— Кайсай, — обратилась еги-баба уже к рыжему, но не меняя тона, — иди к, погуляй, хватит жрать, а мы с твоей золотой девочкой, тут переговорим.
— Может наоборот? — попытался сгладить напряжённость Кайсай, изобразив на лице придурковатость, стараясь сбить Апити с боевого тона, — я поем, а вы погуляете.
Апити не ответила, а лишь повернула к нему голову. Рыжему этого хватило.
— Ладно, ладно, — запричитал он, отступая, но при этом, захватывая продовольственные трофеи обоими руками.
Покинув стол, рыжий оглядел поляну и только тут заметил, что Калли, оказывается, за столом не было и похоже давно, так как она, увлечённо, не обращая внимания на окружающих, резалась в кости с Лепшей на другой стороне поляны и судя по азарту, выигрывала у деда, что тут же насторожило Кайсая и озадачило, и на какой-то миг, он даже забыл о надвигающейся грозе в районе обеденного стола, но к «чернявой сволочи», он приближаться, сразу отказался, а от стола, его выгнали и он, тяжело вздохнув, побрёл в лес, в сторону выхода.
Шёл медленно, прогуливаясь, а за одно доедая прихваченное. Как только молодой бердник скрылся в лесу, на него, вдруг, откуда не возьмись, навалилась апатия. Или это сытость сыграла с ним злую шутку, или спокойствие и безмятежность окружающего леса, не понятно.
В голову полезла всякая чушь и при том, вся какая-то нехорошая. Догрызая запечённую, жилистую лапу непонятного зверя, похоже зайца, он добрёл до того самого дуба, где их встретили и усевшись на траву, опёрся на ствол спиной.
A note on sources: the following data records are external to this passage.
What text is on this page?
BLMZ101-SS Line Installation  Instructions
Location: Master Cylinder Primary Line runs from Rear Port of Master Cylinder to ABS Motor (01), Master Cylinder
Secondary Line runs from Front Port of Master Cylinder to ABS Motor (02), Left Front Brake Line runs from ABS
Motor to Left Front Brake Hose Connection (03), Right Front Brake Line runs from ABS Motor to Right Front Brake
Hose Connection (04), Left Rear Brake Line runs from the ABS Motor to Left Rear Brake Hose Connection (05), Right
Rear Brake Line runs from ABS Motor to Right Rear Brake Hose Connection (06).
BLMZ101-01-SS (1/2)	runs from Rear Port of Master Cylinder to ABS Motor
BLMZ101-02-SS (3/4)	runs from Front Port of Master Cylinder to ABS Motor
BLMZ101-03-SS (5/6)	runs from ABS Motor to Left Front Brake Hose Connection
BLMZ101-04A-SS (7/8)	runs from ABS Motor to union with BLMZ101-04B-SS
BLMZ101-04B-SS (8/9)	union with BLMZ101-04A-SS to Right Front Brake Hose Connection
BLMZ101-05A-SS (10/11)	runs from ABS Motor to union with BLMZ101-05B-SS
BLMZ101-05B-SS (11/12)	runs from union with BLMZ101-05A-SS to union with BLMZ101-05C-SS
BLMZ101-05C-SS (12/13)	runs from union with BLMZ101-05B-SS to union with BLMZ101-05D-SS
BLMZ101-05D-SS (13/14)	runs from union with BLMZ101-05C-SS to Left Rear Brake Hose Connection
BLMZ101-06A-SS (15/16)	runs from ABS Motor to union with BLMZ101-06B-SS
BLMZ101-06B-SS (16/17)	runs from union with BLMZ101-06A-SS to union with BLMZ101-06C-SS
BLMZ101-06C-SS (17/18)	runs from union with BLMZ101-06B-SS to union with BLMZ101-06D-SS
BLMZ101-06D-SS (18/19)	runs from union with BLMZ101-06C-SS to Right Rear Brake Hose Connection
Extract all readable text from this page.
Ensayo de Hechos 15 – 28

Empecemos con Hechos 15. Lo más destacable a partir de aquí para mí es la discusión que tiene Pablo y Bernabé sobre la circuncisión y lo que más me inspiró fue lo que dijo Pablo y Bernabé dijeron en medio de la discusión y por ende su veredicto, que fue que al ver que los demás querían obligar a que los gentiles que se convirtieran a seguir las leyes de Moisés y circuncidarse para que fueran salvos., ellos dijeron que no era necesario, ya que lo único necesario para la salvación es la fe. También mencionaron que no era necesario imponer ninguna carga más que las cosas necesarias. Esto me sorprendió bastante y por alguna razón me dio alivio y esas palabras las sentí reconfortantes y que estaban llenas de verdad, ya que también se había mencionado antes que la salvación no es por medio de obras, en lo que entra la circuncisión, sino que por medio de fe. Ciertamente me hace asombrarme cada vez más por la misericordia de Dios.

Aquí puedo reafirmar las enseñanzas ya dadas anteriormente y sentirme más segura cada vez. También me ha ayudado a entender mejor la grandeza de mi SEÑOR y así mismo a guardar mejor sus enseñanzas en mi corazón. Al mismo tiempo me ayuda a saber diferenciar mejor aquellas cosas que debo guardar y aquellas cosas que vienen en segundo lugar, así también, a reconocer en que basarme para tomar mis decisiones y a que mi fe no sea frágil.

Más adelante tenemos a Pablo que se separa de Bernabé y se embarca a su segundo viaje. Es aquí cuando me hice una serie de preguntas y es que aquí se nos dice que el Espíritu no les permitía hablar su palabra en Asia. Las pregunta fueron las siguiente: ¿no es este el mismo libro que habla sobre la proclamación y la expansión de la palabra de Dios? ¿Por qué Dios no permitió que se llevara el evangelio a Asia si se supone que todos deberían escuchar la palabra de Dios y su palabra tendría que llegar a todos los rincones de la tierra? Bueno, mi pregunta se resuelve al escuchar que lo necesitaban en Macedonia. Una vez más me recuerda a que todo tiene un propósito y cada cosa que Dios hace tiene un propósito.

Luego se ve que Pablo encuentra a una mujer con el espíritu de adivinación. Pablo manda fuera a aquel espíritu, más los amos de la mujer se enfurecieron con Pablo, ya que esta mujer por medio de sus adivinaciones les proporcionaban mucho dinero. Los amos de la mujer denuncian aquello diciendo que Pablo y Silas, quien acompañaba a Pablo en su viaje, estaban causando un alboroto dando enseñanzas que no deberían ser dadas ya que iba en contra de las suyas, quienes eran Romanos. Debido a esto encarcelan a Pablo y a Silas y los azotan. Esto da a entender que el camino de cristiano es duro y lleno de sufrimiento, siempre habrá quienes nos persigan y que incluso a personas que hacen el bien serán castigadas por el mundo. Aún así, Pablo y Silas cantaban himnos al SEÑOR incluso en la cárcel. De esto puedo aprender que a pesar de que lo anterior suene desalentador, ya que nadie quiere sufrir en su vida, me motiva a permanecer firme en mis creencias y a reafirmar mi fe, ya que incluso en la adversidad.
Оставшись один, Кайсай, с удивительной остротой, осознал собственное одиночество в этом мире. Поразился он, простой с виду вещи. Всю свою осознанную жизнь, он, по сути, был одинок, но никогда, дискомфорт от этого, не испытывал. Это было нормой. Наоборот, любое чужое вмешательство в его жизнь, раздражало. А теперь, вокруг него всегда так много народа и для всех он, так или иначе, оказался нужным, востребованным и как воин, и как мужчина, но сейчас, его раздражает именно оторванность от других, одиночество.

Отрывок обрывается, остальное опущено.